A total £2.7bn of schemes were transferred to insurance companies during the first six months of the year - this compares to £4.4bn in 2015 – according to research by actuarial consultants LCP.
Buy-ins and buy-outs are strategies used by trustees to ensure that members' liabilities can be met by pension schemes.
A buy-in is an investment decision. It is where the responsibilities for managing the pension scheme remain with the trustees but an insurance company provides a policy that funds either all or part of the scheme's liabilities.
A buy-out moves all the management responsibility for a scheme to an insurance company – unlike buy-ins, all the assets and liabilities are transferred into the the name of the insurer, which will write an individual policy for each member.
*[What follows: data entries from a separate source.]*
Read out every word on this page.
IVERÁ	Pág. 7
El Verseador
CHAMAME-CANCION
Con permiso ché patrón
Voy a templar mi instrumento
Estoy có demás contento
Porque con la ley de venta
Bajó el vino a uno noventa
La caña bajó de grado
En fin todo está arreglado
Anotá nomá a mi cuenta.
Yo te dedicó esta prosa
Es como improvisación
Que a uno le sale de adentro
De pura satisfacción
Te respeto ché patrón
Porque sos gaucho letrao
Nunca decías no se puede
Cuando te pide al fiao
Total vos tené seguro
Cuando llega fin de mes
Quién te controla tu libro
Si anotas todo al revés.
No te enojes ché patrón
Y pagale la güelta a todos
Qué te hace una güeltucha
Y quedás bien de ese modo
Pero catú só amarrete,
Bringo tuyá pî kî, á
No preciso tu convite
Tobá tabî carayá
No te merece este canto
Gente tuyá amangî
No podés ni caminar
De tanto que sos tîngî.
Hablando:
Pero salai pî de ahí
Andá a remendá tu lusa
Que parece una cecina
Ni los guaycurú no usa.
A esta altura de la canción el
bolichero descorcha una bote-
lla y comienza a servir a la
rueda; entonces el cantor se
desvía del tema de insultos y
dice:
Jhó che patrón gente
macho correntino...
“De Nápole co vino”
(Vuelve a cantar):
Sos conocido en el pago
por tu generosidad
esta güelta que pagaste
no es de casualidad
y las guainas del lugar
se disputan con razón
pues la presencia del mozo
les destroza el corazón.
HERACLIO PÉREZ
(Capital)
Schemes that totalled £12.2bn were subject to pension scheme buy-ins or buy-outs in 2015 – historically the second half of the year sees an upturn in activity.
“Insurers are reporting a strong pipeline of cases and we expect buy-in and buy-out volumes for the second half of the year to materially exceed those in the first half,” said Charlie Finch of LCP.
The population of insurers in the market is limited to six or seven firms. During 2016 three firms – Legal & General, Pension Insurance Corporation and Scottish Widows – took on £2.4bn of the £2.6bn schemes.
“Full buy-outs have been limited to smaller schemes so far in 2016 as insurers got to grips with how the new capital rules impact deferred pensioner pricing," said Finch.
The Brexit vote and associated falling gilt yields led to mixed results.
"Whilst the fallout from the vote opened up attractive buy-in pricing opportunities for schemes that can move quickly – demonstrated by the £10m that the ICI Pension Fund saved on their buy-in last month – it has reduced affordability for full buy-out for all but the best hedged schemes,” said Finch.